On dokuzuncu yüzyılın sonlarına doğru, Avrupa sanat ve edebiyatında yeni bir fenomen ortaya çıktı. Çöküş olarak bilinir hale geldi. Ne olduğunu? Fransızca'dan (veya hatta ortaçağ Latince'den) çevrilen bu kelime, "gün batımı", "düşüş" anlamına gelir. Başlangıçta tarihçiler tarafından antik çağda geç Roma kültüründe gelişen durumu anlatmak için kullanılmıştır.
Ama sonra sanatçıların kendileri bu terimi benimsediler, ardından biraz farklı bir anlam kazandı. Decadence, dar görüşlülüğe ve saygın şehirlilere karşı özel bir şey olarak görülmeye başlandı. Rus sanatında ve edebiyat eleştirisinde genellikle farklı bir terim kullanılır. Bu "çöküş".
Görsel sanatlarda, yeni fenomenin destekçileri ve yandaşları, genellikle akademizm gibi popüler ve genel kabul görmüş bir tarzın resmileştirilmesine karşı çıktılar. Çöküşün temsilcileri aslında modernistlerdi ve kendilerine göre modern kültürün karmaşık ve çoğu zaman çelişkili doğasıyla daha uyumlu olan yeni biçimlerin özlemini çekiyorlardı. Ayrıca bu tarzda yazan yazarlar ve şairler sınırsız kendini ifade etme çabası içinde olmuştur. Toplumun kaderiyle değil, kişisel varoluş sorunlarıyla ya da daha doğrusu onunuzuvlar. Çöküşü sıklıkla ölümle ilişkilendirmemize şaşmamalı.
Kelimenin anlamı elbette değişti ve günümüz kültüründe çirkinlik, hüzün ve korku içinde bir tür kendinden geçme anlamına geliyor. Tek kelimeyle, sözde Gotlar için değerli olan şey. Ancak o günlerde şairler, sanatçılar ve yazarlar sadece “ölüm sever” olmayı arzu etmiyorlardı.
Ayrıca bu oldukça tabu konuyu "filistenler" tarafından açmaya çalıştılar.

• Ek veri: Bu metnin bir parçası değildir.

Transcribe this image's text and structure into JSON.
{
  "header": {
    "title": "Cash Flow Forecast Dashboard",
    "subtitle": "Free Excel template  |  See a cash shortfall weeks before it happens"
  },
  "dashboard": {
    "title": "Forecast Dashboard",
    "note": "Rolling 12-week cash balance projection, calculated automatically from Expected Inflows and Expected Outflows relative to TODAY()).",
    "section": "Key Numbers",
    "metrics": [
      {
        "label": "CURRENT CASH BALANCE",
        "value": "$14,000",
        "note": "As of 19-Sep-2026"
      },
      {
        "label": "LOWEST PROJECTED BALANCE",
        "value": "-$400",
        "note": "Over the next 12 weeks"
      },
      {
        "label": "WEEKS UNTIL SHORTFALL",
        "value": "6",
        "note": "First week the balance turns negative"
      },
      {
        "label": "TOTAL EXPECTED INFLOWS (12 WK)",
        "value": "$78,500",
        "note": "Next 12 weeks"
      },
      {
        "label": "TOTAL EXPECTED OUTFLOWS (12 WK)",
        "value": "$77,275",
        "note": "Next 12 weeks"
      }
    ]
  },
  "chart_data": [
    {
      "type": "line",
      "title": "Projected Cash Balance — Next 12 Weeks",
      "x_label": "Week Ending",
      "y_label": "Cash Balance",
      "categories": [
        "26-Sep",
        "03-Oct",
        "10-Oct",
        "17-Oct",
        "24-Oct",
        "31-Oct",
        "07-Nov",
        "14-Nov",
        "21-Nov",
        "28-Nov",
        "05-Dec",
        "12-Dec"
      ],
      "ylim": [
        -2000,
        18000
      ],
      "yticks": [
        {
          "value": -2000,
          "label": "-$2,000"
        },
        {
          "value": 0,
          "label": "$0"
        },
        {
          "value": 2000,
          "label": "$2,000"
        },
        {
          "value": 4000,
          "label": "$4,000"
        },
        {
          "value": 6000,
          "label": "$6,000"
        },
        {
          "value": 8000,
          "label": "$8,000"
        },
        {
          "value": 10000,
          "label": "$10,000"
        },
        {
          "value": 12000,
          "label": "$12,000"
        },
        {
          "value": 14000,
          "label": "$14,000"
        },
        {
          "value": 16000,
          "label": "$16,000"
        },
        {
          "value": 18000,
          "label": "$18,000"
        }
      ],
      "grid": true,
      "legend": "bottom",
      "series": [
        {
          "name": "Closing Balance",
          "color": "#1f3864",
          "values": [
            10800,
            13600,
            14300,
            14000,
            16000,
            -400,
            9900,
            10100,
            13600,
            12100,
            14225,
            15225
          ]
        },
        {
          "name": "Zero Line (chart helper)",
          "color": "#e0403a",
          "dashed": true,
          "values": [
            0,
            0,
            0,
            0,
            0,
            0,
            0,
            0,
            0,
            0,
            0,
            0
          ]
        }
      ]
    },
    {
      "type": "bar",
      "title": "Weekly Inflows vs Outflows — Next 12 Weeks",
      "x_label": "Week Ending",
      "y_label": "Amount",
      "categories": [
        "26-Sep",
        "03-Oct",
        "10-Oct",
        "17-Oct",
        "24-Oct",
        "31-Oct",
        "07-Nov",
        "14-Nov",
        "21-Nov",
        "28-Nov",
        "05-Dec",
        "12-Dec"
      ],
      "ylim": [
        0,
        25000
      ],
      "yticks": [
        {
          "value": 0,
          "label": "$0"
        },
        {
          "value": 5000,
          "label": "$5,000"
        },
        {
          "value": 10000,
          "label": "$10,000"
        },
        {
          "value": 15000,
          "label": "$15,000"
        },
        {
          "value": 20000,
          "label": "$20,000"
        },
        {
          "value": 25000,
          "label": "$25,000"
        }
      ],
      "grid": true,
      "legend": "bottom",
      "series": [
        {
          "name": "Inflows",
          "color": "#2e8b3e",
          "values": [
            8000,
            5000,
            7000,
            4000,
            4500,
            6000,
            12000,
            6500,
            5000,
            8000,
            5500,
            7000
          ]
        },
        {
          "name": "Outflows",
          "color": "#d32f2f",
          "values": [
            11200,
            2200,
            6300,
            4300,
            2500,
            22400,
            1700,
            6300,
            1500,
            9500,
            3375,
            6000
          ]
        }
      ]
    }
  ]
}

Ve kendimize şöyle diyoruz: çöküş… nedir? Bu fenomen nereden geldi ve ne anlama geliyor? Sadece ona bir etiket yapıştırmaya değil, bu insanlara neden genellikle ahlaksız denildiğini anlamaya çalışıyoruz. Sonuçta, bunlar büyük yaratıcılar - Verlaine, Oscar Wilde, Edgar Allan Poe, Theophile Gauthier … Belki de çoğu, çağdaş toplumlarının ahlaki normlarının da modası geçmiş ve resmi kategorilere dönüştürüldüğüne inandıkları için. Ve belki de bu normlar genişleme gerektiriyordu. Oscar Wilde gibi çökmekte olan şairlerin kötülükten etkilendiğine yaygın olarak inanılır. Ancak bu yazar ve estetik, eşcinsel eğilimleri için gerçekten acı çekti. Ve bugün birçok insan hakları aktivisti, bu tür insanların kendini gerçekleştirme fırsatına sahip olması gerektiğini savunuyor.
Çöküş… Nedir bu? 19. yüzyılın ünlü filozofu Friedrich Nietzsche'nin kendisine sorduğu tam da budur. Bunu da şöyle yanıtladı: Kültürün öldüğü, tam tersi olduğu, insanın yaşama ve iktidara olan iradesini yitirdiği, zayıfladığı zamanlardır. Spengler tarafından yankılandı. Modern Avrupa kültürü,gün batımı ve tüm ana pozisyonlarını kaybeder. Ancak yirminci yüzyıl bize bu belirsiz olgunun sadece bir değişimin habercisi olduğunu göstermiştir. Belki de yandaşları şiddetli bir krizin, dünya savaşlarının ve ayaklanmaların yaklaştığını hissettiler. Sonuçta, ahlakımız gerçekten değişti. Ve şimdi "çöküş" kelimesi tekrar moda oldu. Bu modern insan için ne anlama geliyor? Bazıları için bu, 19. yüzyılın sanatına, birileri için - ölümün coşkusu ve biri için - sadece Agatha Christie grubunun bir albümü için bir tutku. Çoğulculuk çağında yaşıyoruz. Seçim bizim.